The call is for self-judgment. My sins are not in my mouth; they are in my heart; if my heart is to be cleansed, purified, then I must confess them: that confession comes from the heart. That is, I need to regurgitate them forth from the heart; then they are spued out of the mouth in confession.
Needless it is to pretend to vomit out of the mouth unless it is truly coming from the heart!
God forbid that our confessing of sin should be reduced to a meaningless ritual, a nightly ceremony, a Pharisaical practice. When one confesses sin, he is to come into agreement with God about his sin, expecting to submit himself to God, that He might perform that which He promised; not only to forgive, but to cleanse from all unrighteousness.
Sin must become distasteful, and that to the point of nauseating. That which is nauseous to God should likewise be the same to us.
As natural regurgitation can be painful and of great discomfort, so it is in the Spiritual realm. It is doubtful that there exists a sincere repentance apart from one humbling himself and becoming submissive unto God, and that cannot be accomplished without a self denial and a throwing down of fleshly weapons, and that most assuredly requires some degree of suffering.
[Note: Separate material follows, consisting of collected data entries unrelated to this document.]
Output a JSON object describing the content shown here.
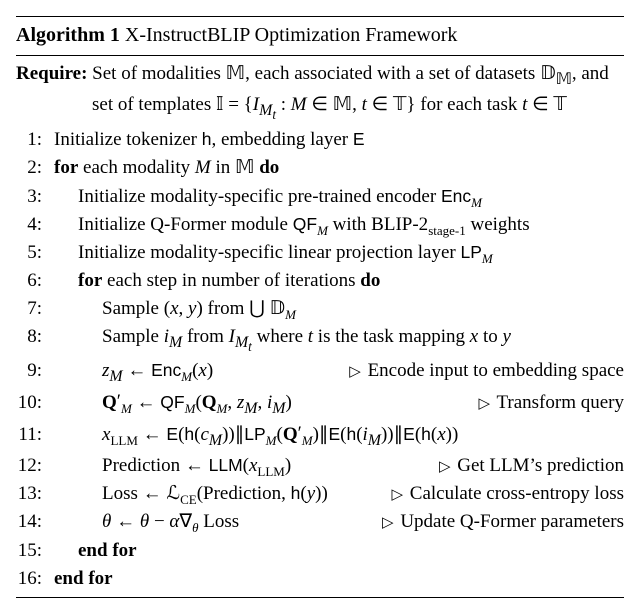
{
  "title_label": "Algorithm 1",
  "title_name": "X-InstructBLIP Optimization Framework",
  "require_label": "Require:",
  "require_text_html": "Set of modalities 𝕄, each associated with a set of datasets 𝔻<sub class='serif-sub'>𝕄</sub>, and set of templates 𝕀 = {<span class='it'>I<sub>M<sub>t</sub></sub></span> : <span class='it'>M</span> ∈ 𝕄, <span class='it'>t</span> ∈ 𝕋} for each task <span class='it'>t</span> ∈ 𝕋",
  "lines": [
    {
      "n": "1:",
      "indent": 0,
      "html": "Initialize tokenizer <span class='sf'>h</span>, embedding layer <span class='sf'>E</span>"
    },
    {
      "n": "2:",
      "indent": 0,
      "html": "<b>for</b> each modality <span class='it'>M</span> in 𝕄 <b>do</b>"
    },
    {
      "n": "3:",
      "indent": 1,
      "html": "Initialize modality-specific pre-trained encoder <span class='sf'>Enc</span><span class='it sub'>M</span>"
    },
    {
      "n": "4:",
      "indent": 1,
      "html": "Initialize Q-Former module <span class='sf'>QF</span><span class='it sub'>M</span> with BLIP-2<span class='sub'>stage-1</span> weights"
    },
    {
      "n": "5:",
      "indent": 1,
      "html": "Initialize modality-specific linear projection layer <span class='sf'>LP</span><span class='it sub'>M</span>"
    },
    {
      "n": "6:",
      "indent": 1,
      "html": "<b>for</b> each step in number of iterations <b>do</b>"
    },
    {
      "n": "7:",
      "indent": 2,
      "html": "Sample (<span class='it'>x</span>, <span class='it'>y</span>) from ⋃ 𝔻<span class='it sub'>M</span>"
    },
    {
      "n": "8:",
      "indent": 2,
      "html": "Sample <span class='it'>i<sub>M</sub></span> from <span class='it'>I<sub>M<sub>t</sub></sub></span> where <span class='it'>t</span> is the task mapping <span class='it'>x</span> to <span class='it'>y</span>"
    },
    {
      "n": "9:",
      "indent": 2,
      "row": true,
      "left_html": "<span class='it'>z<sub>M</sub></span> ← <span class='sf'>Enc</span><span class='it sub'>M</span>(<span class='it'>x</span>)",
      "right_html": "<span class='tri'>▷</span> Encode input to embedding space"
    },
    {
      "n": "10:",
      "indent": 2,
      "row": true,
      "left_html": "<b>Q</b><span class='supprime'>′</span><span class='it sub'>M</span> ← <span class='sf'>QF</span><span class='it sub'>M</span>(<b>Q</b><span class='it sub'>M</span>, <span class='it'>z<sub>M</sub></span>, <span class='it'>i<sub>M</sub></span>)",
      "right_html": "<span class='tri'>▷</span> Transform query"
    },
    {
      "n": "11:",
      "indent": 2,
      "html": "<span class='it'>x</span><span class='sub'>LLM</span> ← <span class='sf'>E</span>(<span class='sf'>h</span>(<span class='it'>c<sub>M</sub></span>))∥<span class='sf'>LP</span><span class='it sub'>M</span>(<b>Q</b><span class='supprime'>′</span><span class='it sub'>M</span>)∥<span class='sf'>E</span>(<span class='sf'>h</span>(<span class='it'>i<sub>M</sub></span>))∥<span class='sf'>E</span>(<span class='sf'>h</span>(<span class='it'>x</span>))"
    },
    {
      "n": "12:",
      "indent": 2,
      "row": true,
      "left_html": "Prediction ← <span class='sf'>LLM</span>(<span class='it'>x</span><span class='sub'>LLM</span>)",
      "right_html": "<span class='tri'>▷</span> Get LLM’s prediction"
    },
    {
      "n": "13:",
      "indent": 2,
      "row": true,
      "left_html": "Loss ← ℒ<span class='sub'>CE</span>(Prediction, <span class='sf'>h</span>(<span class='it'>y</span>))",
      "right_html": "<span class='tri'>▷</span> Calculate cross-entropy loss"
    },
    {
      "n": "14:",
      "indent": 2,
      "row": true,
      "left_html": "<span class='it'>θ</span> ← <span class='it'>θ</span> − <span class='it'>α</span>∇<span class='it sub'>θ</span> Loss",
      "right_html": "<span class='tri'>▷</span> Update Q-Former parameters"
    },
    {
      "n": "15:",
      "indent": 1,
      "html": "<b>end for</b>"
    },
    {
      "n": "16:",
      "indent": 0,
      "html": "<b>end for</b>"
    }
  ],
  "chart_data": {
    "type": "table",
    "title": "Algorithm 1: X-InstructBLIP Optimization Framework",
    "require": "Set of modalities M (blackboard), each associated with a set of datasets D_M, and set of templates I = { I_{M_t} : M ∈ M, t ∈ T } for each task t ∈ T",
    "steps": [
      {
        "n": 1,
        "body": "Initialize tokenizer h, embedding layer E"
      },
      {
        "n": 2,
        "body": "for each modality M in M do"
      },
      {
        "n": 3,
        "body": "Initialize modality-specific pre-trained encoder Enc_M"
      },
      {
        "n": 4,
        "body": "Initialize Q-Former module QF_M with BLIP-2_{stage-1} weights"
      },
      {
        "n": 5,
        "body": "Initialize modality-specific linear projection layer LP_M"
      },
      {
        "n": 6,
        "body": "for each step in number of iterations do"
      },
      {
        "n": 7,
        "body": "Sample (x, y) from ∪ D_M"
      },
      {
        "n": 8,
        "body": "Sample i_M from I_{M_t} where t is the task mapping x to y"
      },
      {
        "n": 9,
        "body": "z_M ← Enc_M(x)",
        "comment": "Encode input to embedding space"
      },
      {
        "n": 10,
        "body": "Q'_M ← QF_M(Q_M, z_M, i_M)",
        "comment": "Transform query"
      },
      {
        "n": 11,
        "body": "x_LLM ← E(h(c_M)) ∥ LP_M(Q'_M) ∥ E(h(i_M)) ∥ E(h(x))"
      },
      {
        "n": 12,
        "body": "Prediction ← LLM(x_LLM)",
        "comment": "Get LLM's prediction"
      },
      {
        "n": 13,
        "body": "Loss ← L_CE(Prediction, h(y))",
        "comment": "Calculate cross-entropy loss"
      },
      {
        "n": 14,
        "body": "θ ← θ − α ∇_θ Loss",
        "comment": "Update Q-Former parameters"
      },
      {
        "n": 15,
        "body": "end for"
      },
      {
        "n": 16,
        "body": "end for"
      }
    ]
  }
}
We are only deceiving ourselves if we think that God is really going to honor our confession of sin when it is offered in an attitude of complacency. We tend to think that we are to confess our acts of unrighteousness. Consider this: Eve reached forth her hand to take the forbidden fruit, but sin was not in the hand; it was in the heart. The hand was only an obedient tool, an instrument to carry out the desire and will of the heart.
How futile it is then, to confess with the mouth if there is not a vomiting forth of that which defiles from the heart; that principle of sin which lodges there. Though sin may attempt to attach itself to us as a leech, yet we are to abhor its presence and pray for the effectual presence of Christ to deliver us from its power.
"If we confess our sins, he is faithful and just to forgive us our sins, and to cleanse us from all unrighteousness.”
Now if all this is accomplished in our hearts, what is the next step? Well, according to scripture it is the restoring of that feasting and fellowship that we had lost beforehand: “if any man hear my voice, and open the door, I will come in to him, and will sup with him, and he with me.”